GRAND RAPIDS, Mich. — Pastor Banza Mukalay remembers the first day he met Patrick Lyoya.
It was about three years ago – he says Lyoya couldn’t have been more than 23 years old at the time. Lyoya arrived at Restoration Community Church – a small Methodist church within a church that shares a building with Wesley United Methodist in Wyoming – with the family of a friend he’d met at a refugee camp in Malawi.
Mukalay saw himself in the young man. Like Lyoya, Mukalay had spent many years living in the safety of a refugee camp after fleeing the war-torn and weather-ravaged Democratic Republic of Congo, also the native country of Lyoya.
“He was a good young man,” said Mukalay. “He was very ready to change his life and doing something good. He had a future.”
Lyoya was a father of two young children. A program from his funeral – half of it written in his native tongue of Swahili – described him as a “gem in his family and the leader of his siblings.” He had six of them, of which he was the eldest.
“Patrick loved holidays, when the whole family would get together and celebrate,” the program reads. “Patrick was a warm and loving person who would do anything for his family and friends.”
“Patrick was a loving person; he loved people,” his father, Peter Lyoya, told FOX 17 through an interpreter four days after his son’s death. “He was like a brother to me.”
Mukalay said he was shocked by the now widely-shared videos of Lyoya’s killing by Grand Rapids Police Officer Christopher Schurr, who was identified only this week by the department.
“I watched the video and it was him, and I was so shocked because that was far from my mind to feel like Patrick could die,” said Mukalay. “That was a big surprise, and for me it was … heartbreaking. It hurt me so much.”
The deadly encounter wasn’t Lyoya’s first with police. Court documents from 2016 show Lyoya faced a charge of unlawful driving away, after using a friend’s car without permission. He was sentenced to six months in prison.
He faced a similar charge in 2017 along with a separate charge that year for driving with a suspended license.
In 2021, Lyoya was charged with operating while intoxicated in Allegan County. He never entered a plea – a hearing to do so was set for February of this year.
Four days before Lyoya was killed, a warrant was issued for his arrest on a charge of domestic violence. FOX 17 was able to verify the charges and warrant, but not the details surrounding that charge.
Ven Johnson, one of the Lyoya family attorneys, says Patrick’s criminal history is unlikely to make its way into any civil or criminal proceedings to come. Johnson said he wasn’t even aware of Lyoya’s background, calling it "irrelevant."

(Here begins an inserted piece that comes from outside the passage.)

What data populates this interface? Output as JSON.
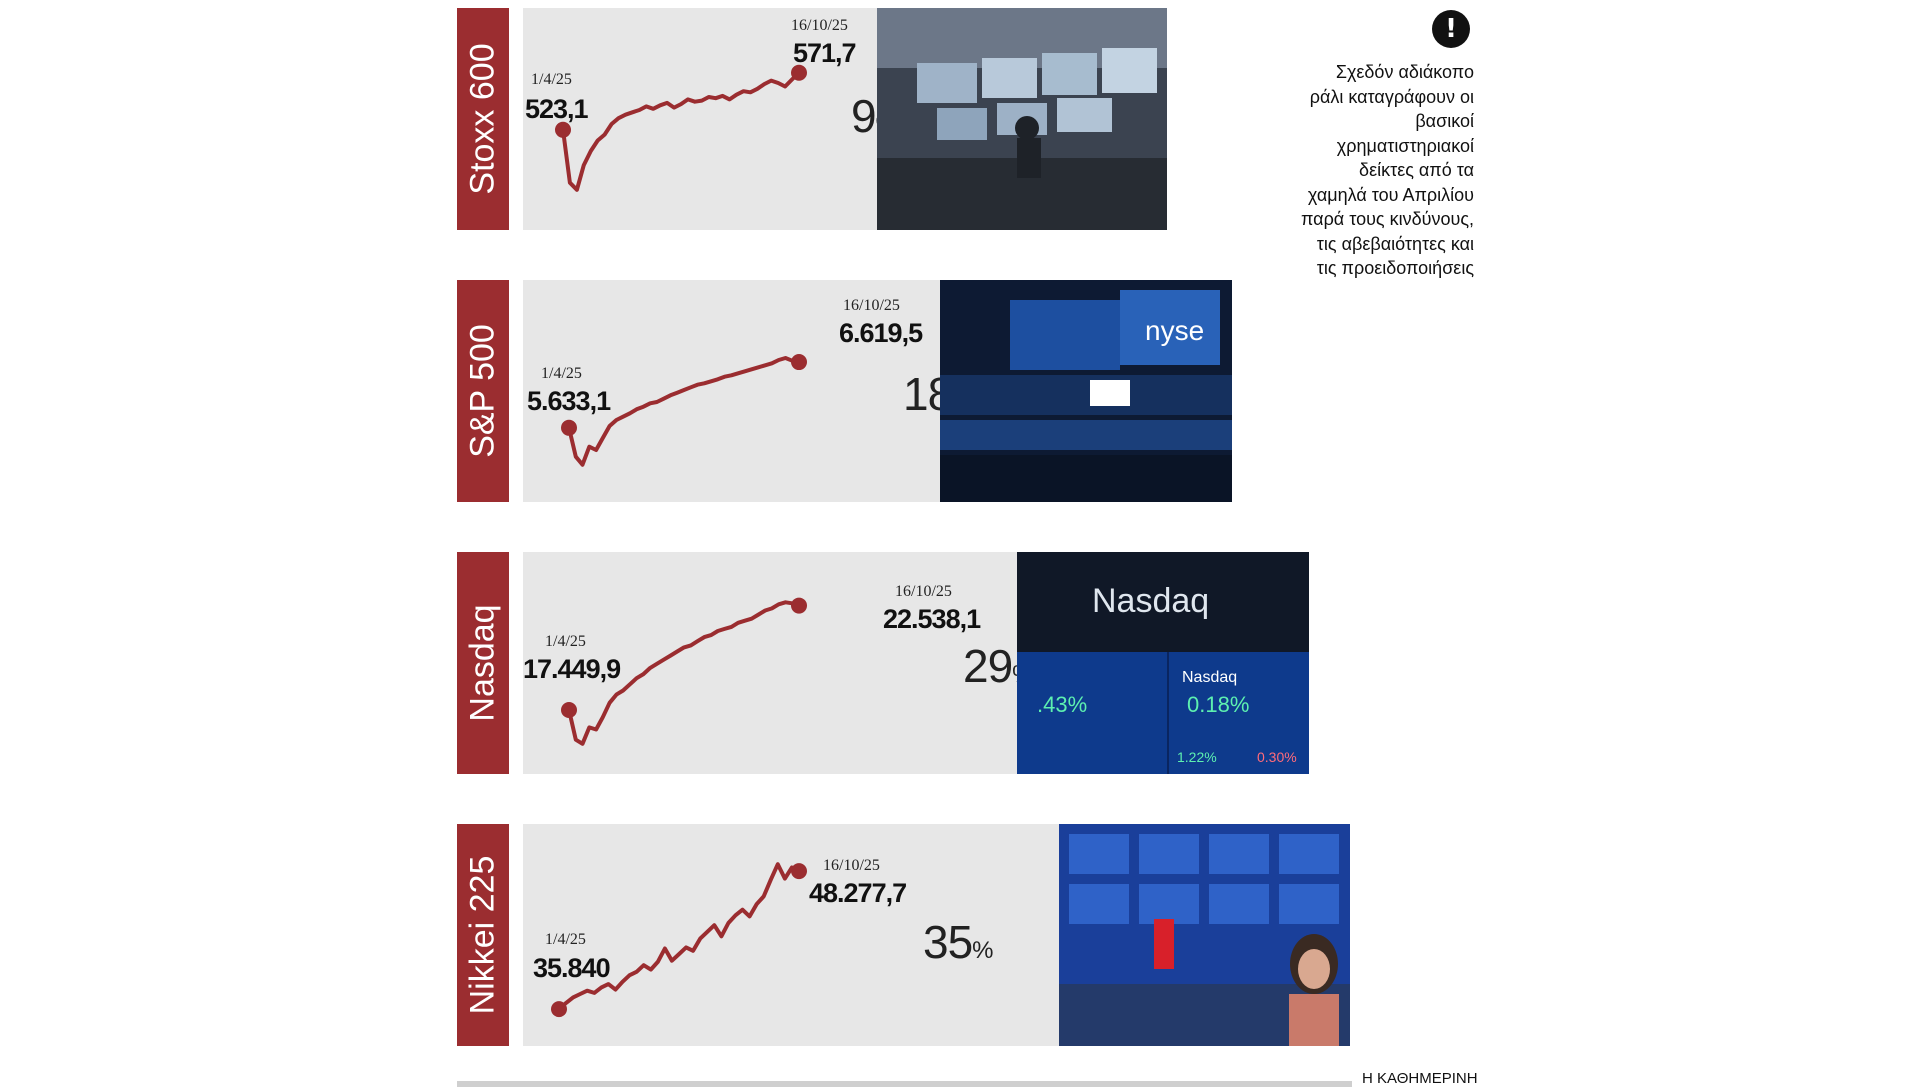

“In the 36 years I’ve been doing this, I have never had my client’s criminal history, full and complete criminal history, come into evidence,” said Johnson. “The harm that it does … if it’s not coming in the civil case … more likely that not it ain’t coming in if there’s a criminal case either … and then what we’re doing is exposing our entire jury pool to all the dirt on my client.”
Johnson said Officer Schurr wouldn’t have known about Lyoya’s criminal history that day on April 4 when he pulled Lyoya over for license plates that didn’t match the Nissan he was behind the wheel of.
RELATED: GRPD record of Officer Christopher Schurr reveals two complaints, 14 letters of recognition
“Anything that allegedly is going to be on there, the officer will not have known about,” he said. “You would’ve heard the officer use that in one form or another, like, ‘Hey man, don’t run away because I know you’ve got a warrant for blah.’ You didn’t hear any of that.”
Johnson added that regardless of Lyoya’s or anyone’s criminal history, it’s never something to take a life over. He’s been discouraged by media reports of Lyoya’s background.
“It’s really a one-sided, in my opinion, smearing,” Johnson said. “It is highly irrelevant, and it’s true; it has nothing to do with anything in this instance.”
Lyoya, who leaves behind two young children, is being mourned especially by the tight-knit African immigrant community. People like Mukalay see themselves in his story.
“What happened to Patrick, it was so discouraging for everybody. Any refugee you talk to, they will tell you the same thing. We were very discouraged to see how that happened to Patrick,” said Mukalay. “Just a tragic moment for us because, myself, I was thinking about the future life of my children, like our sons and daughter.”
“We’re broken,” he continued, “and we’re still mourning. And we can’t forget Patrick because he was our son.”